スクリーンヒーローはAR共和国杯1着、ジャパンC1着、天皇賞(秋)2着はいずれも緩い流れからの上がり勝負だった。並んだら抜かせない勝負根性があるが、流れが速くなったときにどこまで踏ん張れるか。距離&コースは合っている。オウケンブルースリは昨年5着に終わったが、スローの上がり勝負で直線では前が詰って立て直すロスがあった。前走の天皇賞(秋)は直線で前が詰って追い出しが遅れるロスがあり、完全に脚を余している。距離延長はプラス。脚質的にスローの上がり勝負より、速い流れで決め手勝負になった方がいい。

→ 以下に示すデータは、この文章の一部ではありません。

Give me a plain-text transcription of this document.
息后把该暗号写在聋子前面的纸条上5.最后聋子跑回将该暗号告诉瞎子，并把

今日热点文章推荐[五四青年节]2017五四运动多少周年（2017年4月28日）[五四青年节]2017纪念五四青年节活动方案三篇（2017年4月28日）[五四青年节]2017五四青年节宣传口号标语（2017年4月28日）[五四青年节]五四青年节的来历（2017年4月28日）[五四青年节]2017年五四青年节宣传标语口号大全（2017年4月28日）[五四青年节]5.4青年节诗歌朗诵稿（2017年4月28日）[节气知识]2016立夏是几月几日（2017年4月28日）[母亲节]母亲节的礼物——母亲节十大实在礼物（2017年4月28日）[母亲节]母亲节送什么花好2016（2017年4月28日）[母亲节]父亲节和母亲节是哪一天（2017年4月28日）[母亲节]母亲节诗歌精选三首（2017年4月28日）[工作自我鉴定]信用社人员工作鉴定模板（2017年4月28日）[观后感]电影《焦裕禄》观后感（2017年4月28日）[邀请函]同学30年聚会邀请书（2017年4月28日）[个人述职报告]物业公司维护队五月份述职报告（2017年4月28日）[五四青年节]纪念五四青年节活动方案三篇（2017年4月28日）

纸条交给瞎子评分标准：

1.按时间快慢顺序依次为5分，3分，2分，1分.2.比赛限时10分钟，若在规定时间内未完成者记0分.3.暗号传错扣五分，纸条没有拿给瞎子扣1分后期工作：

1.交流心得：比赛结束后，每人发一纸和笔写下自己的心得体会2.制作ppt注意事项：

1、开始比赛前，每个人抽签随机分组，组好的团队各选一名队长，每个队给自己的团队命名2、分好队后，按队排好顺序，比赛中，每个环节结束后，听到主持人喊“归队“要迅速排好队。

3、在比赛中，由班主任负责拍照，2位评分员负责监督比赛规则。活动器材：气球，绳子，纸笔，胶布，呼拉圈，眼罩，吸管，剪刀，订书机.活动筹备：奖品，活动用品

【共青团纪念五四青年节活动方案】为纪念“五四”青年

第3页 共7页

レッドディザイアは[3−3−0−0]で連対率100%。秋華賞では遂にブエナビスタを完封した。東京芝2400mではオークス2着がある。96年のジャパンCでは秋華賞馬ファビラスラフイン(松永幹騎手)がシングスピールにハナ差の2着に入っている。リーチザクラウンは前半5F60秒以上[3−2−0−0]、前半5F60秒以下[0−2−0−2]。自分のペースで進めたときは崩れていない。自分のペース=逃げとは限らない。武豊騎手は01年のエリザベス女王杯で逃げ先行タイプのトゥザヴィクトリーで直線一気を決めている。